Tempe adalah warisan budaya asli Indonesia. Literatur yang
menjadi landasan para ilmuan untuk meneliti sejarah tempe adalah lewat lewat
literatur klasik Jawa, Serat Centhini. Serat Centhini adalah bagian dari Kitab Jatiswara
yang ditulis sekitar 1711, terdiri dari 12 volume dimana masing-masing volume
terdiri dari 350 halaman. Serat Centhini
berisikan ilmu pengetahuan dan kebudayaan Jawa, pada volume III disebutkan bahwa Pangeran
Bayat menjamu Ki Amongthrusta dengan makanan yang terdiri dari brambang(bawang
merah), jahe, dan sayur tempe semangit (sabel lethok atau sambal tumpang).
Walau belum dipastikan kebenaran manuskrip itu, karena manuskrip aslinya belum
terlacak, namun setidaknya membuktikan bahwa sekitar 1711 keberadaan tempe
telah ditemukan di Indonesia.
Saat ini tempe sedang diusahakan untuk menjadi warisan
budaya asli Indonesia, seperti halnya batik. Peer sebenarnya justru pada stigma
masyarakat bahwa tempe adalah makanan murahan, tidak bergengsi. Oleh kerena
itu, Universitas Atmajaya bekerja sama denganMBrio, Indofood, Food Review Indonesia, AIPI, Majalah Pesona, Ajinomoto, Kementrian
Perdagangan Indonesia, BSN, BPOM, dan Nutrifood menyelenggarakan sebuah
konfensi internasional bertajuk:
“Appreciating
Biodiversity of Traditional Fermented Foods Through Biotechnology”
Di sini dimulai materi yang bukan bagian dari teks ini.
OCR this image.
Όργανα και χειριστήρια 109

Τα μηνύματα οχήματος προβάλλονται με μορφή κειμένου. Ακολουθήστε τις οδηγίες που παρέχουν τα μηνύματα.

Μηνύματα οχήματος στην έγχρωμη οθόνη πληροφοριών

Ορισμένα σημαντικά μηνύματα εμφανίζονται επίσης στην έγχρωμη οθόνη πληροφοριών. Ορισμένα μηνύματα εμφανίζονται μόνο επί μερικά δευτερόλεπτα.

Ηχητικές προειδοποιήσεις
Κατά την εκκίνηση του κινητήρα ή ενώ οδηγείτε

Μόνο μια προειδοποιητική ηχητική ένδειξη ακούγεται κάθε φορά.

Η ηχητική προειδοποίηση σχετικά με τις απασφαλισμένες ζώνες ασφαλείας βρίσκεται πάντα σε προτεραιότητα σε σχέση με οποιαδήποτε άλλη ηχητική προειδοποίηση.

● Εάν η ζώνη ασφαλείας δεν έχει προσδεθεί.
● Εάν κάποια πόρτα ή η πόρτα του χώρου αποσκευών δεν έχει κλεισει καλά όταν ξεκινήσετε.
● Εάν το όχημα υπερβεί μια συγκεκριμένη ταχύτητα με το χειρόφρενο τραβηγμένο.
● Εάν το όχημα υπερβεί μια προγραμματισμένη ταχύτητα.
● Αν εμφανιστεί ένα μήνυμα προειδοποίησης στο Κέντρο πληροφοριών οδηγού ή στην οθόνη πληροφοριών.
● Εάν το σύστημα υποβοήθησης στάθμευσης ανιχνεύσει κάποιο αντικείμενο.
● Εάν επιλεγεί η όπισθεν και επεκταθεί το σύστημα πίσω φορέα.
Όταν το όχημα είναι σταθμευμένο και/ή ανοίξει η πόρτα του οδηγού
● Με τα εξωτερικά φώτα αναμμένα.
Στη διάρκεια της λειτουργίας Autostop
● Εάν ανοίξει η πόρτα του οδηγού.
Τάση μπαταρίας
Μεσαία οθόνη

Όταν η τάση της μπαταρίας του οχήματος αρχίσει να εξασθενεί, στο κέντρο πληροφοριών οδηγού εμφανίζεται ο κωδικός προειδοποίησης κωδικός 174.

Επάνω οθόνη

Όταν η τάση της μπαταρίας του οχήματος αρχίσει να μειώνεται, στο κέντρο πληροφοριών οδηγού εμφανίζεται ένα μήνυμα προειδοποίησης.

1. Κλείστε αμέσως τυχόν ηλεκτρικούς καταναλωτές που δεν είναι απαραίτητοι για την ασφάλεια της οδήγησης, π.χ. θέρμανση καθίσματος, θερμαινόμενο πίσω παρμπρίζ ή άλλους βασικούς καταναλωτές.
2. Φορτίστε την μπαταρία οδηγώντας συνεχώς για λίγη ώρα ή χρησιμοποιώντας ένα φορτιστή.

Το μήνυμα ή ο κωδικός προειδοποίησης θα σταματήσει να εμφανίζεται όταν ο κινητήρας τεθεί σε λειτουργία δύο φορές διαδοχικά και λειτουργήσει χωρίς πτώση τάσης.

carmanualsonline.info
Konferensi ini terdiri dari satu hari fieldtrip dan dua hari
seminar. Acara dimulai pada hari Minggu, 15 Februari 2015 sampai dengan Selasa, 17
Februari 2015. Konfrensi yang juga diikuti beberapa negara seperti Korea,
Prancis, dan Thailand. Fieldtrip hari pertama sekaligus berfungsi untuk
mempromosikan kebudayaan asli Indonesia, yaitu batik dan tempe. Destinasi
pertama yaitu sentra pembuatan batik tulis di Giriloyo, Bantul, Yogyakarta. Di
Giriloyo seluruh peserta diajarkan cara membatik. Satu mentor mengajari lima
orang peserta. Membatik dengan canting adalah hal baru buat banyak orang. Tak
heran hasil batiknya masih banyak yang kacau, walau ada pula yang bisa langsung
bagus kreasinya. Step-step pembuatan batik agar bisa digunakan ternyata cukup
panjang, harus dicuci, diwarnai berkali-kali, direbus, dijemur, baru deh bisa
dipakai.
Setelah puas membatik, rombongan kemudian menuju Bumi
Langit, untuk belajar membuat tempe. Bumi Langit terletak di Jl Mangunan km 3,
dengan jalanan yang terjal dan berkelok. Di Bumi Langit, rombongan diberi
jamuan roti sorgum dan berbagai macam tempe.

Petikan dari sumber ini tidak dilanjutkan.